For Pawan Kalyan, this was also an opportunity to revisit Jana Sena’s founding philosophy, and to remind cadre that the party was never built around the pursuit of power.

“I started this party with the belief that politics should bring social change,” he said. He spoke of watching NTR’s political journey closely and of living through the Naxalism era, when ideology, not electoral arithmetic, drove young people to extraordinary sacrifice.

“Those experiences deeply influenced my thinking,” he said. “For me, holding on to ideology was always more important than posts or power.”

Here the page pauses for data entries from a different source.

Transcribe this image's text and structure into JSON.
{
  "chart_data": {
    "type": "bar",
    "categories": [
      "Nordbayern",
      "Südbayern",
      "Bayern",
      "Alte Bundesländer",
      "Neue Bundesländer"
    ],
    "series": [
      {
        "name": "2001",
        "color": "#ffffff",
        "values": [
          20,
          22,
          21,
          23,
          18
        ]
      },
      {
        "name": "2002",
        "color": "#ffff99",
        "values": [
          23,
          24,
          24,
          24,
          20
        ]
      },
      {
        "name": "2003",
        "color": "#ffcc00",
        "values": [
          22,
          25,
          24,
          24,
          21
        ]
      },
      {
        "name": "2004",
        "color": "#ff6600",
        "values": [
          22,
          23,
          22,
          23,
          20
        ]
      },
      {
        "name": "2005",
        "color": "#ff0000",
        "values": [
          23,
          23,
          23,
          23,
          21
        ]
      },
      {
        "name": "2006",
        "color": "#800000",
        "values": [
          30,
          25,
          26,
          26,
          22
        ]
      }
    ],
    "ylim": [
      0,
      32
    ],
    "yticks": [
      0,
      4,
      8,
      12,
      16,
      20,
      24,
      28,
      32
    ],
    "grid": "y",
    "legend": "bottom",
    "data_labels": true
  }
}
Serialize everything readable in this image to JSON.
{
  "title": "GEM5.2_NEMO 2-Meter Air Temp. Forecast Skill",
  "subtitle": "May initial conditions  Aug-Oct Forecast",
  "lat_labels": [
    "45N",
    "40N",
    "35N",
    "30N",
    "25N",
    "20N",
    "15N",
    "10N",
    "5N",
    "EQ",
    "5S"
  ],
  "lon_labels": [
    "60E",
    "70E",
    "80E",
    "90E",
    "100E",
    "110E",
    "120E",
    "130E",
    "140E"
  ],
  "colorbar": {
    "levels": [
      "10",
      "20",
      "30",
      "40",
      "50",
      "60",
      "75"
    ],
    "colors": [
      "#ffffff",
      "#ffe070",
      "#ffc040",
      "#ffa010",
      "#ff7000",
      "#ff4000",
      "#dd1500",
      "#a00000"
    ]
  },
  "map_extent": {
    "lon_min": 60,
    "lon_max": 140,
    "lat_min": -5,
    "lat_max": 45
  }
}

It was a message to those within the party who felt Jana Sena had traded principle for position by aligning with the Telugu Desam Party (TDP) and the Bharatiya Janata Party (BJP) ahead of the 2024 state elections.

Vijay’s Tamil Nadu debut

The comparisons with Pawan Kalyan gained fresh legs after Vijay formally assumed office as Tamil Nadu Chief Minister following TVK’s stunning electoral debut. The party won 108 seats in the 234-member Assembly, enough to emerge as the single-largest party.

Though short of an outright majority, Vijay secured the confidence vote on Wednesday with 144 MLAs backing his government. The floor test unfolded amid turbulence; DMK and DMDK members walked out in protest, while a faction of the AIADMK led by CV Shanmugam and SP Velumani broke ranks to back the new dispensation, laying bare the fault lines running through opposition politics.

Vijay took oath at a ceremony held at Chennai’s Jawaharlal Nehru Indoor Stadium.